Given n ≤ 50 and t ≤ 1000, this is efficient within the 1-second time limit.

Test Cases

import sys, io

def run(inp: str) -> str:
    sys.stdin = io.StringIO(inp)
    output = io.StringIO()
    sys.stdout = output
    t = int(input())
    for _ in range(t):
        n = int(input())
        a = list(map(int, input().split()))
        s = sum(a)
        if s == n:
            print(0)
        elif s < n:
            print(1)
        else:
            print(s - n)
    return output.getvalue().strip()

# Provided samples
assert run("4\n3\n1 1 1\n2\n1 2\n4\n8 4 6 2\n1\n-2\n") == "0\n1\n16\n1", "sample cases"

# Custom cases
assert run("2\n2\n0 0\n3\n2 2 2\n") == "1\n3", "zero sum and all equal >1"
assert run("1\n1\n1\n") == "0", "single element already 1"
assert run("1\n2\n-1 3\n") == "1", "mixed negative and positive"
assert run("1\n4\n5 5 5 5\n") == "16", "large sum > length"
Test input Expected output What it validates
2\n2\n0 0\n3\n2 2 2\n 1\n3 Handling sum < n and sum > n correctly
1\n1\n1\n 0 Single element case where mean already 1
1\n2\n-1 3\n 1 Mixed negative and positive numbers
1\n4\n5 5 5 5\n 16 Large sum, multiple zeros needed

Edge Cases

For a single-element negative array, for example [-5], S < n.
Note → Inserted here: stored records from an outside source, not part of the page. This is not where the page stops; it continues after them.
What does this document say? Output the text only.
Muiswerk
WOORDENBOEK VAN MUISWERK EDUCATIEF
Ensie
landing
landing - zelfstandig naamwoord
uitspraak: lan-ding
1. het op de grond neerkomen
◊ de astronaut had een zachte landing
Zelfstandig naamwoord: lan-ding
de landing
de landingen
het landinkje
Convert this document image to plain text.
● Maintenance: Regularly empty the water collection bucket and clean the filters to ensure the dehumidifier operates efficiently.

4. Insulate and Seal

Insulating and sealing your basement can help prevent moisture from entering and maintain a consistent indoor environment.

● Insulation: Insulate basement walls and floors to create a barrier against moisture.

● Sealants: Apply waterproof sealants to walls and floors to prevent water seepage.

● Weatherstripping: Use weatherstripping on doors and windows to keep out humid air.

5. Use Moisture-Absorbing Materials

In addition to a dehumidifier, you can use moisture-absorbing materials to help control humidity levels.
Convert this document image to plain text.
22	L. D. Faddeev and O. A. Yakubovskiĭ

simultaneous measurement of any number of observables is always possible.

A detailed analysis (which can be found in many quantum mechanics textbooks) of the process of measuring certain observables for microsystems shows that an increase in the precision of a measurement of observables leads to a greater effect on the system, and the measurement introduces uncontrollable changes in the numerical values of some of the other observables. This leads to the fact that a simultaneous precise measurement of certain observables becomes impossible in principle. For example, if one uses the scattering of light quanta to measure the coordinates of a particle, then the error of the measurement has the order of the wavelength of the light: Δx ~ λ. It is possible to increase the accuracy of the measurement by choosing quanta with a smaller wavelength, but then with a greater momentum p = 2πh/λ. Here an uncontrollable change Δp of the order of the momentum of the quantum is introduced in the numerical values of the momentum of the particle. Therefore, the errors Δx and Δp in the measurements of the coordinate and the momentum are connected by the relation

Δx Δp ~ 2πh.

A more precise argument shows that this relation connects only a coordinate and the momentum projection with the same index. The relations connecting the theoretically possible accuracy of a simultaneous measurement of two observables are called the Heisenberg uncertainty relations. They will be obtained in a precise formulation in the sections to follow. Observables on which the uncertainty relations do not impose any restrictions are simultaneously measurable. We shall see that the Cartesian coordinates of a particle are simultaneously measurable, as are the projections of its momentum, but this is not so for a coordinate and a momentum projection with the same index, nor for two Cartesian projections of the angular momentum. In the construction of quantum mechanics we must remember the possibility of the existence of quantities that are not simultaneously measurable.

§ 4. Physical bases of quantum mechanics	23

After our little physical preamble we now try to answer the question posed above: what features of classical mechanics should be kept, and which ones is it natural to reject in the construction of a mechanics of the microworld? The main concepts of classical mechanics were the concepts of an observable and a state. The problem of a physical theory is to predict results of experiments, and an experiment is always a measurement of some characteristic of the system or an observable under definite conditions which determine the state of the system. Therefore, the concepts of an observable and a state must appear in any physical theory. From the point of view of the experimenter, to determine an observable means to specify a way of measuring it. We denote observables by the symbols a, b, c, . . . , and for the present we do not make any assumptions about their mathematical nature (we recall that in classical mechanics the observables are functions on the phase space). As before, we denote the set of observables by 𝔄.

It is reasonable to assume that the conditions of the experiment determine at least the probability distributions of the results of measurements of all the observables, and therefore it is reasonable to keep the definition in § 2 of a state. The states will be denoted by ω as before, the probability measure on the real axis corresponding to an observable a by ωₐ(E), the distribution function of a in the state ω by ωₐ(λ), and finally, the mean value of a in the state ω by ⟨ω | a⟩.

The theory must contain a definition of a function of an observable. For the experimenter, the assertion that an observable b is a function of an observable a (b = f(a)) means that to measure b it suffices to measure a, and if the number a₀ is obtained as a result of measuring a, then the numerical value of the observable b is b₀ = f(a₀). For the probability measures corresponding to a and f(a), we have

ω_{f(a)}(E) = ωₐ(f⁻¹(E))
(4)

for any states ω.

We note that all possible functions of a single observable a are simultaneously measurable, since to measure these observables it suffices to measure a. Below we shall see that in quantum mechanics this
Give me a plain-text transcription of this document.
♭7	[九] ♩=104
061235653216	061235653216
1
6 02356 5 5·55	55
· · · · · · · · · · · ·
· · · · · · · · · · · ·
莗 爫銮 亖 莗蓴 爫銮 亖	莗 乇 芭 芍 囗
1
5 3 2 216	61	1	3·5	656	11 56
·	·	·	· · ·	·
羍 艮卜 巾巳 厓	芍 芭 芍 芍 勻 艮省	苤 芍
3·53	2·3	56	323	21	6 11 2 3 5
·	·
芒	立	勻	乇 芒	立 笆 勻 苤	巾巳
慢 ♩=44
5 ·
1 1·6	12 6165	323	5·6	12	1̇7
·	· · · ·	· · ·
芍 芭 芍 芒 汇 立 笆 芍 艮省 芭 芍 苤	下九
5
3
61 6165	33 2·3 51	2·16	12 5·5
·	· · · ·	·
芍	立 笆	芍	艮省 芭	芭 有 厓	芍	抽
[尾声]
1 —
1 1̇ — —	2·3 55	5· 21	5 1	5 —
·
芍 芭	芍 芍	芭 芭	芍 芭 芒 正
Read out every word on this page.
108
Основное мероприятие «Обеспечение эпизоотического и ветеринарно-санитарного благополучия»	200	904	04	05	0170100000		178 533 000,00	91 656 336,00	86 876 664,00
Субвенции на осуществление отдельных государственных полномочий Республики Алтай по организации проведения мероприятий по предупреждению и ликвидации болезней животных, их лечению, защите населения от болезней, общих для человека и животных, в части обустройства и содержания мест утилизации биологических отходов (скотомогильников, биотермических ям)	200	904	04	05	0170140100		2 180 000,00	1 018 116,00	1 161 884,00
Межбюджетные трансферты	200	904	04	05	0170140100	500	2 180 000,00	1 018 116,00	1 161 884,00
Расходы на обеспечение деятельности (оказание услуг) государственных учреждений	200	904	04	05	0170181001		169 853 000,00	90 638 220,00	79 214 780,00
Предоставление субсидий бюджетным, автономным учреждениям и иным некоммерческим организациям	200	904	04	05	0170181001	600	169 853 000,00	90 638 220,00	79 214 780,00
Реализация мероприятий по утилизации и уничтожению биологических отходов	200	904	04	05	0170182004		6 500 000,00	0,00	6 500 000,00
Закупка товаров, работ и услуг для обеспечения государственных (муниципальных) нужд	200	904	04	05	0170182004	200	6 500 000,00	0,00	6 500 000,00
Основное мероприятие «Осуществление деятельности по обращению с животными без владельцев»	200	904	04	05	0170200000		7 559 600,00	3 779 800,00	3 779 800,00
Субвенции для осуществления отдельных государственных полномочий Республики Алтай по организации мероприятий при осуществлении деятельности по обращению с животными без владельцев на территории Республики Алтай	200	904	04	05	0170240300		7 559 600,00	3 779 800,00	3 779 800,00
The algorithm appends 1 number equal to 6, yielding [-5,6]. Sum 1, length 2, mean 1.

For an array where all elements are larger than one, e.g., [10,10], S > n. Appending S - n = 20 - 2 = 18 zeros gives [10,10,0,...,0] (20 elements). Sum 20, length 20, mean 1.

These examples confirm the three-case approach handles extreme negative sums, large positive sums, and single-element arrays without off-by-one errors.